The following example uses HTML to produce a multiplication table:

public string GenerateTable() 
        { 
            string t = "<table>"; 
            for (int i = 0; i < _rows; i++) 
            { 
                t += "<tr>"; 
                for (int j = 0; j < _cols; j++) 
                { 
                    t += "<td>" + (i * j) + "</td>"; 
                } 
                t += "</tr>"; 
            } 
            t += "</table>"; 

          return t; 
      }   

The string .NET class is immutable. So, every time you write t +=, a new string is instantiated. This isn’t visible in the code, but it may provoke many GCs.

Use StringBuilder to rewrite the code as follows:

public string GenerateTableWithStringBuilder() 
{ 
    StringBuilder sb = new StringBuilder("<table>"); 

    for (int i = 0; i < _rows; i++) 
    { 
        sb.Append("<tr>"); 
        for (int j = 0; j < _cols; j++) 
        { 
            sb.AppendFormat("<td>{0}</td>", i * j); 
        }        sb.Append("</tr>"); 
   } 
    sb.Append("</table>"); 

    return sb.ToString(); 
}   

You can see from these stats that using StringBuilder optimizes speed and memory use:

Fixed data structures

When allocating data structures such as arrays, it’s best to use fixed sizes instead of dynamic sizes. This minimizes the amount of GC that the system must perform because dynamic sizes can often lead to resizing, which can be costly in terms of both time and memory.

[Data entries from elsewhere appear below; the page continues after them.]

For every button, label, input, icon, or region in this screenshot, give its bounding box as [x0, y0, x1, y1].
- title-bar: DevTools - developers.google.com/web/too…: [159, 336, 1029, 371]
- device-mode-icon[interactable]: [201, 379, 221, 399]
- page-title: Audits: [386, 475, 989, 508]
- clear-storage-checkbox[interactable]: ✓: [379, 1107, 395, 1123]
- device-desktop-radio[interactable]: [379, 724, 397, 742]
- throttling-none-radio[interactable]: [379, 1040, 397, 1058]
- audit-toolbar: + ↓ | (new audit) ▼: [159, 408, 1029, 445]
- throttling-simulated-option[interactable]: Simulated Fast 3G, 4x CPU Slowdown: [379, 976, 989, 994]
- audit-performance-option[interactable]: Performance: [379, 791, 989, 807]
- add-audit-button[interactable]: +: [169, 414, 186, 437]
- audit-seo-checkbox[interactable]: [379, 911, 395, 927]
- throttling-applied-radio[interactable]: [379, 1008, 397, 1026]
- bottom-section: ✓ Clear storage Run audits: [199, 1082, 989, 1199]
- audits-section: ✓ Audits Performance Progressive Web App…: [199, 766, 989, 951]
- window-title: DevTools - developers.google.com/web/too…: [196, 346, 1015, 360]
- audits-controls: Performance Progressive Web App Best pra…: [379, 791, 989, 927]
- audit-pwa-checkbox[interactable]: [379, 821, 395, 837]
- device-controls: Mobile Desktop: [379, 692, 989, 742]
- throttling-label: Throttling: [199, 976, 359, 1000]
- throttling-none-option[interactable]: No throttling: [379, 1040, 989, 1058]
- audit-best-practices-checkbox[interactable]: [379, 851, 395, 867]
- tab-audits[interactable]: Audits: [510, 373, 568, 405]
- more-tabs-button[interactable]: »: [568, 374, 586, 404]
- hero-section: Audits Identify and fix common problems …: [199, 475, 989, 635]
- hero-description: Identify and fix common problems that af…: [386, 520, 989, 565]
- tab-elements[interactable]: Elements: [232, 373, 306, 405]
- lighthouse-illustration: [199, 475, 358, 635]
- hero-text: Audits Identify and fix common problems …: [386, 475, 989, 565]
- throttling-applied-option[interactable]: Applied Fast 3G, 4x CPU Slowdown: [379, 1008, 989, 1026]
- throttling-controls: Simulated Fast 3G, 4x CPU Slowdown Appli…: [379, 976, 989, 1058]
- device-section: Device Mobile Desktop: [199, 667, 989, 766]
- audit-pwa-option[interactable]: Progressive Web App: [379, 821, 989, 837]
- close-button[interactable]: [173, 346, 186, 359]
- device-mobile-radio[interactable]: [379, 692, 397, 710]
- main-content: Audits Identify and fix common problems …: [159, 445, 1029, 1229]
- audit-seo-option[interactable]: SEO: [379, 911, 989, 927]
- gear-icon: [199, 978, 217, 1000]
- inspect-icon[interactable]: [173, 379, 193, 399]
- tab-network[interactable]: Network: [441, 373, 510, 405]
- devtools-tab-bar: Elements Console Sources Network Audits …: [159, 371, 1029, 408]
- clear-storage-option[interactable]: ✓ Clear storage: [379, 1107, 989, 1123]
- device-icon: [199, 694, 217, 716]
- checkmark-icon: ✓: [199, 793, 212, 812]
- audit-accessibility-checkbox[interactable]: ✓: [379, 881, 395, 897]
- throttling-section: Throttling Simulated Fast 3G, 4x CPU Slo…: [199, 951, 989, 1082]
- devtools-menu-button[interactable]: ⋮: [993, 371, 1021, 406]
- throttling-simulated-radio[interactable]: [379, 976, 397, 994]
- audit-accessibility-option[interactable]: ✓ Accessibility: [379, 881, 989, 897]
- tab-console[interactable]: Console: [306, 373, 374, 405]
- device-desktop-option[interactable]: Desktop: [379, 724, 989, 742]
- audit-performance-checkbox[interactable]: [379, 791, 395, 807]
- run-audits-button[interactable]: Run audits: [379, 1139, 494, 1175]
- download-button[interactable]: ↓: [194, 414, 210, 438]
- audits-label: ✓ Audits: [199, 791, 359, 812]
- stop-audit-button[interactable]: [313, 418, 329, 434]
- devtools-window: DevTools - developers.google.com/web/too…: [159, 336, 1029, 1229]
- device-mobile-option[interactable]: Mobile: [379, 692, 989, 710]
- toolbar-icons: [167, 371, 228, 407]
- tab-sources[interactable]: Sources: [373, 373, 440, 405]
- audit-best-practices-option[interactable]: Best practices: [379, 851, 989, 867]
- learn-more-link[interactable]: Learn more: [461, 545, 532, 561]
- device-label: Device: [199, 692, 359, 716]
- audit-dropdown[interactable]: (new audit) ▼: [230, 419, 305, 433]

Fixed-size arrays are also easier to understand and debug, and they’re more likely to be optimized by the compiler. In general, it’s best to avoid resizing data structures whenever possible.

Here’s some sample code:

<data_type>[] array_identifier = new <data_type>[size_of_array];  

Conclusion

GC in .NET does a lot to avoid memory problems. Unfortunately, it can’t handle unmanaged resources, such as file handles, database connections, and unmanaged memory. In these cases, you need to implement the IDisposable pattern.

This article showed you how and when to use this pattern properly. It also explained the difference between value and reference types and pointed out that a struct may be better than a class if you don’t need inheritance. Finally, it examined immutable classes, with string as the major example.

.NET implements strings as constant classes for efficiency and to protect their internal buffers. If you require a lot of mutations on a string, it’s better to use StringBuilder for the intermediate work. This is faster and impacts the GC less.